朝ドラ おちょやん第92話感想 万太郎の最後の舞台

92話感想~。

万太郎の最後の舞台

今日は胸が熱くなりました。かみしめながら泣く、って感じでした。すごく良かった…。

千さんと万太郎

物語の序盤からずっとサブストーリーとして描かれてきた千さんと万太郎。今日のためだったんですね。いや、「今日のための伏線」というか、「過去があったから今日がある」と言う方が適切かも。「今日のために過去のあれこれが描かれてきた」ではなく、「過去のあれこれがあったから今日の感動があった」という感覚がしています。あと、「感動」という言葉もちょっと違うかも。万感の思いって感じだろうか。ああ…ボキャブラリーが貧困で適した言葉が全然出てこない…。

「万太郎が千乃助を切った」、あの分岐点が無ければ、万太郎が笑顔で眠りにつけるほどに満足する今日の舞台は無かったかもしれない。ドラマなので「伏線」「布石」と扱うことはできるけど、今日の2人の姿を見ているとあの分岐点は人生のひとつの重要な分岐点だったんだなという感覚がしました。この2人のエピソードは、朝ドラだからできる表現・積み重ねだったと思います。

喜劇に生きた2人

喜劇を通して認め合い、慣れ合わずにそれぞれが喜劇の道を生きた2人。

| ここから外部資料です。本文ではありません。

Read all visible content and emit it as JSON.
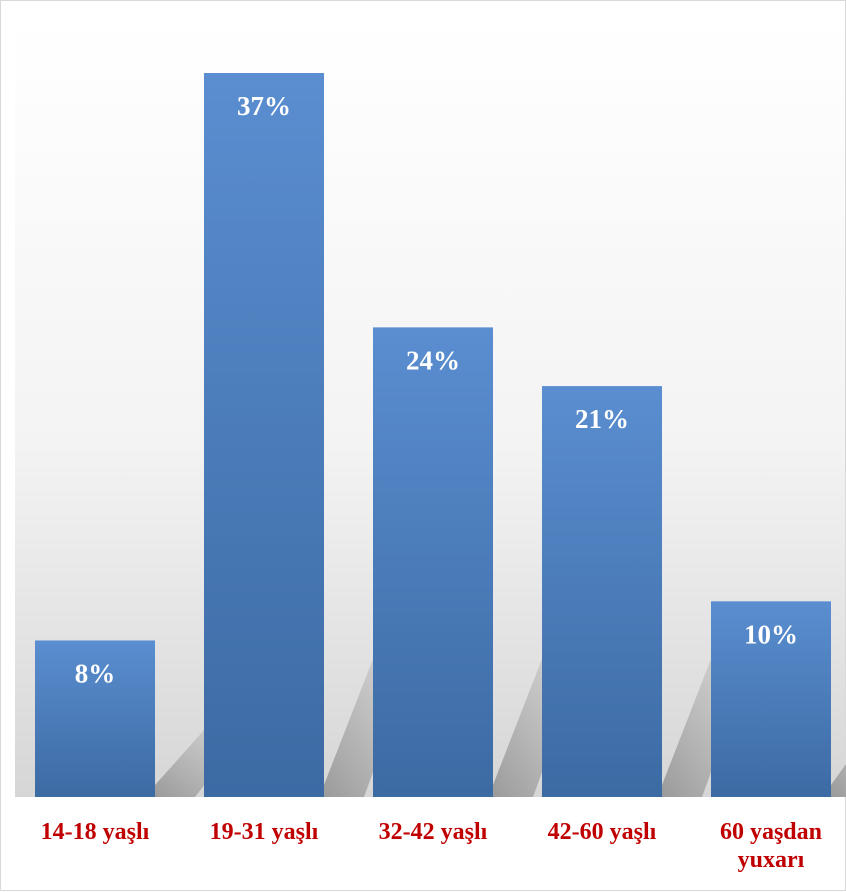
{
  "chart_data": {
    "type": "bar",
    "categories": [
      "14-18 yaşlı",
      "19-31 yaşlı",
      "32-42 yaşlı",
      "42-60 yaşlı",
      "60 yaşdan yuxarı"
    ],
    "values": [
      8,
      37,
      24,
      21,
      10
    ],
    "value_labels": [
      "8%",
      "37%",
      "24%",
      "21%",
      "10%"
    ],
    "unit": "%",
    "title": "",
    "xlabel": "",
    "ylabel": "",
    "ylim": [
      0,
      37
    ],
    "grid": false,
    "legend": "none",
    "colors": {
      "bar": "#4a7ebb",
      "bar_light": "#5a8ed0",
      "bar_dark": "#3c6aa3",
      "category_text": "#c00000",
      "value_text": "#ffffff"
    }
  }
}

そんな2人だからこその、今日の舞台でした。

万太郎と千さんの間には言葉以上のものがある。喜劇に生きた2人は喜劇で語る。生きざまがかっこよかった。

最後に一度 名残惜しそうに振り返ってしまった万太郎と、「万太郎兄さん」と自分の言葉で呼びかけた千乃助。2人が徹底した演じてきた「喜劇」の舞台に、この瞬間だけは役を越えたものが存在していました。

この2人のエピソードに使った時間って、ドラマの中では決して多くはなかったと思います。千さんから万太郎への気持ちははっきり語られたので正確に理解できていますが、万太郎から千さんへの気持ちは言葉としては語られなかったし。

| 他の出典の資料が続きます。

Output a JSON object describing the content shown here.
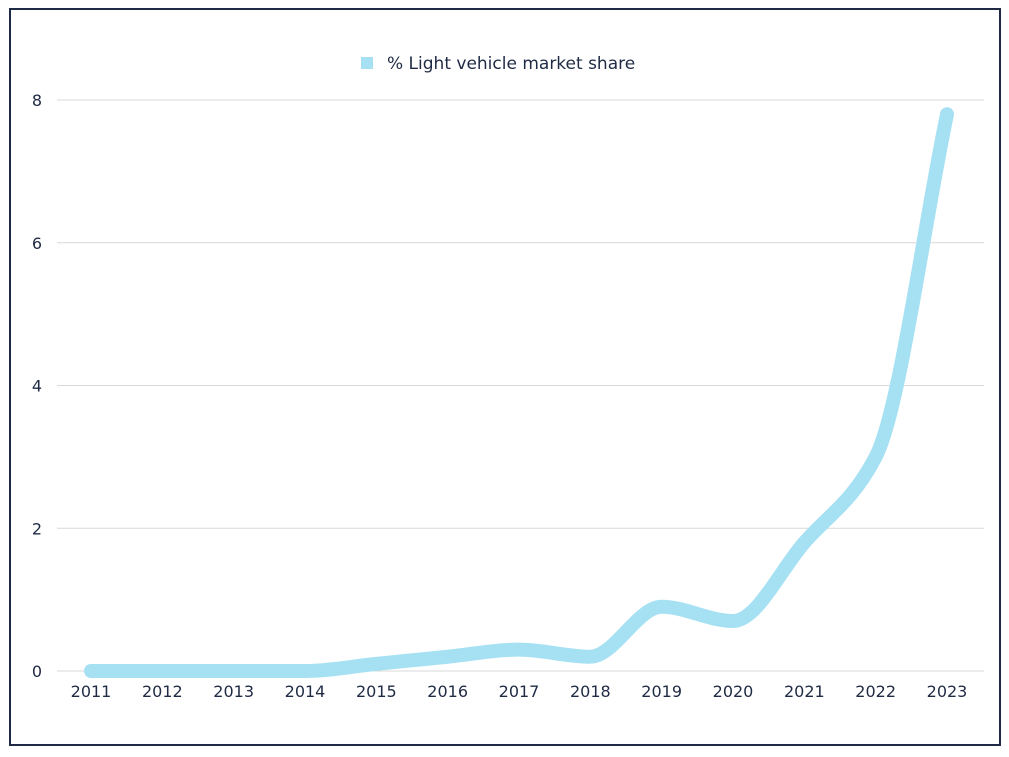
{
  "chart_data": {
    "type": "line",
    "title": "",
    "xlabel": "",
    "ylabel": "",
    "categories": [
      "2011",
      "2012",
      "2013",
      "2014",
      "2015",
      "2016",
      "2017",
      "2018",
      "2019",
      "2020",
      "2021",
      "2022",
      "2023"
    ],
    "series": [
      {
        "name": "% Light vehicle market share",
        "values": [
          0,
          0,
          0,
          0,
          0.1,
          0.2,
          0.3,
          0.2,
          0.9,
          0.7,
          1.8,
          3.0,
          7.8
        ]
      }
    ],
    "ylim": [
      0,
      8
    ],
    "yticks": [
      0,
      2,
      4,
      6,
      8
    ],
    "grid": "horizontal",
    "legend_position": "top-center",
    "colors": {
      "series": "#a6e1f3",
      "text": "#1f2a44",
      "grid": "#d9d9d9",
      "border": "#1f2a44"
    }
  }
}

それなのに、ここまで2人に心をつかまれて今日の舞台に心を動かされたのは、本作の見せ方のうまさだと思います。また、今日の「言葉がなくても分かる」にちょっと通じている気もします。セリフとして言葉を重ねるだけが、ドラマを理解することじゃない、的な。

熊田さんや大山社長をはじめ、多くの人が「すがの家兄弟の1日だけの復活」に涙した…というのももらい泣きでした。

鶴亀新喜劇

さて一平は、寛治が戻る場所を作るためにも、鶴亀新喜劇に入ることを決めました。「次の世代」への愛情が決断につながったというのは、あったかくていいですね。千代たちには子がいないので、寛治の存在があるのとないのとでは価値観も違っていたことでしょう。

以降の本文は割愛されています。